What were some of the highlights of the 2020 RI Life Index?
When it comes to the factors impacting health and well-being, Rhode Islanders cited access to affordable, nutritious food; availability and quality of civic, social, and healthcare services for older adults; access to healthcare; and programs and services available for children as strengths. In contrast, respondents saw the availability of quality affordable housing, job opportunities and job training programs as areas for improvement; and noted that the cost of living was a burden.
Who are the members of the RI Life Index Coalition?
It’s clear that in order to tackle the many social factors influencing health outcomes, key community partners must join together. That’s why we convened the RI Life Index Coalition, a group of community leaders who are shaping the next steps in the RI Life Index journey, helping to animate and activate the Index, and providing thought leadership on viable solutions to the challenges identified. Coalition members also provide recommendations about best to leverage existing data resources. The following organizations, all of which are all working in the arenas highlighted within the survey, including basic human needs and social services, are participating on the Coalition:
- Age-Friendly Rhode Island
- Blue Cross & Blue Shield of Rhode Island
- Brown University School of Public Health
- Economic Progress Institute
- HousingWorks RI
- Lifespan Community Health Institute
- Medical Legal Partnership Boston
- Rhode Island Community Food Bank
- Rhode Island Department of Health
- Rhode Island Kids Count
- Rhode Island Foundation
- United Way of Rhode Island
How often will the Index be produced?
The survey will be conducted on an annual basis.

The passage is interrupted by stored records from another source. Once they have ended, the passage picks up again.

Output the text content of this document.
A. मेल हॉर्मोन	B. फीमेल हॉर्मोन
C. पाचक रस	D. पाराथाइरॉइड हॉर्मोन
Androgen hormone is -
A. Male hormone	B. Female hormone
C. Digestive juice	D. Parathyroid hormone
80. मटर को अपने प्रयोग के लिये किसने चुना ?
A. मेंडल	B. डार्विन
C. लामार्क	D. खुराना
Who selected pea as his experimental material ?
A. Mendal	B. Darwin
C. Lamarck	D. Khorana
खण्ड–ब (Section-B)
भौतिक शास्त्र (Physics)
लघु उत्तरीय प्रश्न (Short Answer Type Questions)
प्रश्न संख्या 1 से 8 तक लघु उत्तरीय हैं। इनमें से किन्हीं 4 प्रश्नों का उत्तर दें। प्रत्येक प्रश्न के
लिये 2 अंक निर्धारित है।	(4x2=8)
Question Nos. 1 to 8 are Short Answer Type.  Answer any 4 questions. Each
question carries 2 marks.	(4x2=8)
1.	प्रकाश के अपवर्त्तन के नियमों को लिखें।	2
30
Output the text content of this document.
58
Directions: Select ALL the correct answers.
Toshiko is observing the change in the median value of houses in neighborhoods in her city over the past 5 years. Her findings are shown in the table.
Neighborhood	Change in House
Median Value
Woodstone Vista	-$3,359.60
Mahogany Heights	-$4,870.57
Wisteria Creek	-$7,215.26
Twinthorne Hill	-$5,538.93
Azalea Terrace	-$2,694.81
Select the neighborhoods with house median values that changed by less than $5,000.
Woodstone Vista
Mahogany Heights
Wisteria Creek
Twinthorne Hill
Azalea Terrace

How do you decide which topics to cover?
A core group of 18 questions that address quality of life and quality of community will be asked each year so that we may measure progress year over year. The remainder of the survey question topics are determined by the RI Life Index Coalition, based on the need to fill knowledge gaps in other existing data resources.
We know that there are social factors that make achieving well-being harder for particular demographic groups. Early in 2020, well before the pandemic hit, the Coalition recommended that we focus on the impact of social determinants of health on Black and Latinx Rhode Islanders. This focus will continue in 2021.